2.13. Characterization of stem cells cultured on PDMS substrates by alizarin red and crystal violet staining

To analyse viable cells and investigate osteogenic differentiation, alizarin red staining and crystal violet staining were performed on ADSCs cultured on PDMS substrates and culture plates for 14 days. After culturing 5 × 103 stem cells in 24-well plates, the cells were fixed in 4% glutaraldehyde solution for 24 h and stained with alizarin red for 45 min, and then washed with PBS solution to remove residue dye. To ascertain the optical density of viable cells cultured on substrates, the maximum absorbance at a wavelength of 260 nm in a spectrophotometer (NanoDrop, Eppendorf, Germany) was measured.

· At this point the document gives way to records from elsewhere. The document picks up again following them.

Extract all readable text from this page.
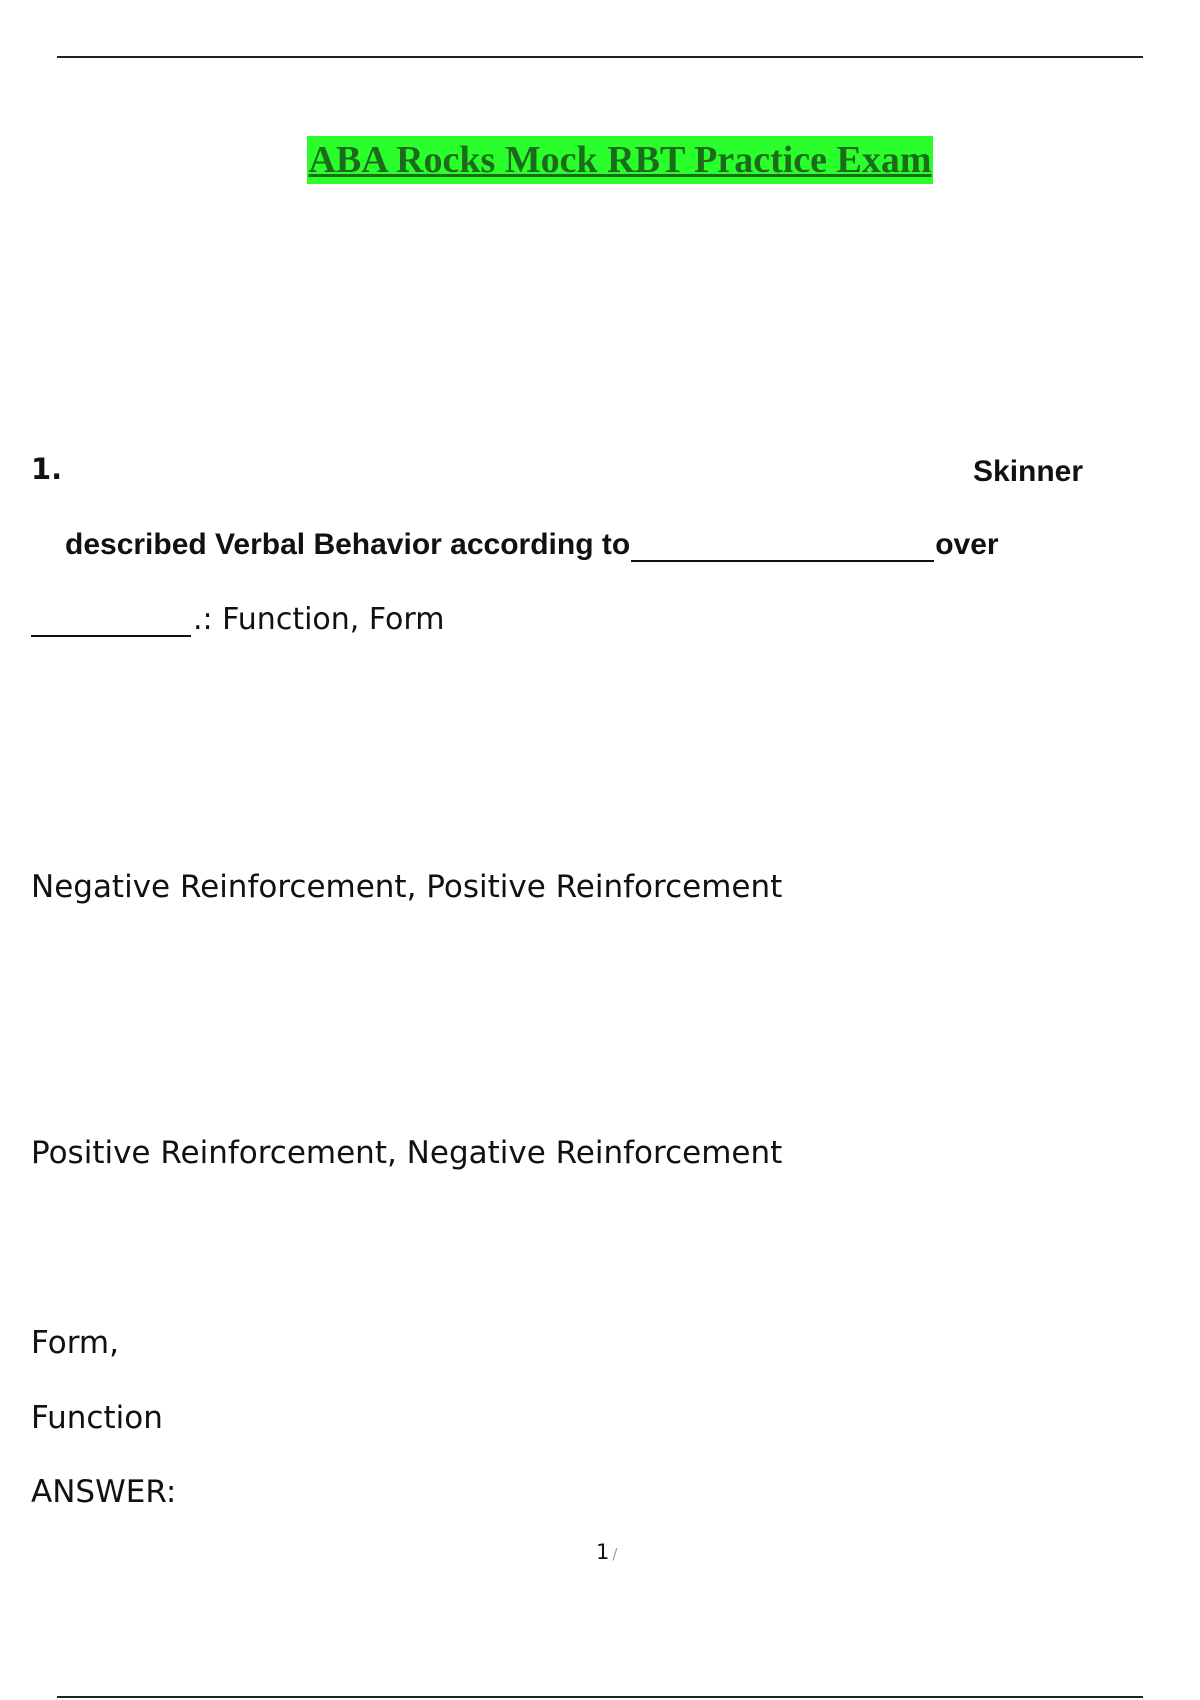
ABA Rocks Mock RBT Practice Exam
1.	Skinner
described Verbal Behavior according to	over
.: Function, Form
Negative Reinforcement, Positive Reinforcement
Positive Reinforcement, Negative Reinforcement
Form,
Function
ANSWER:
1 /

2.14. Characterization of stem cells cultured on PDMS substrates by serum osteocalcin and ALP measurements

Osteogenic differentiation was investigated via serum osteocalcin and ALP activity measurements. ADSCs were cultured on different substrates in 24-well plates (3 × 103 cells per well). After 14 days, the medium was removed and analysed using an auto-analyser (Hitachi 902, Germany) and an alkaline phosphatase kit (Pars Azmoon, Iran) employing the DGKC method to measure the ALP activity; the absorbance was read at 1 min intervals at 405 nm. Serum osteocalcin was measured with N-MID Osteocalcin ELIZA kits (Immunodiagnostic Systems, UK). Substrate turnover was determined colourimetrically by measuring the absorbance at 450 nm and a four parameter algorithm was employed to generate the standard curve.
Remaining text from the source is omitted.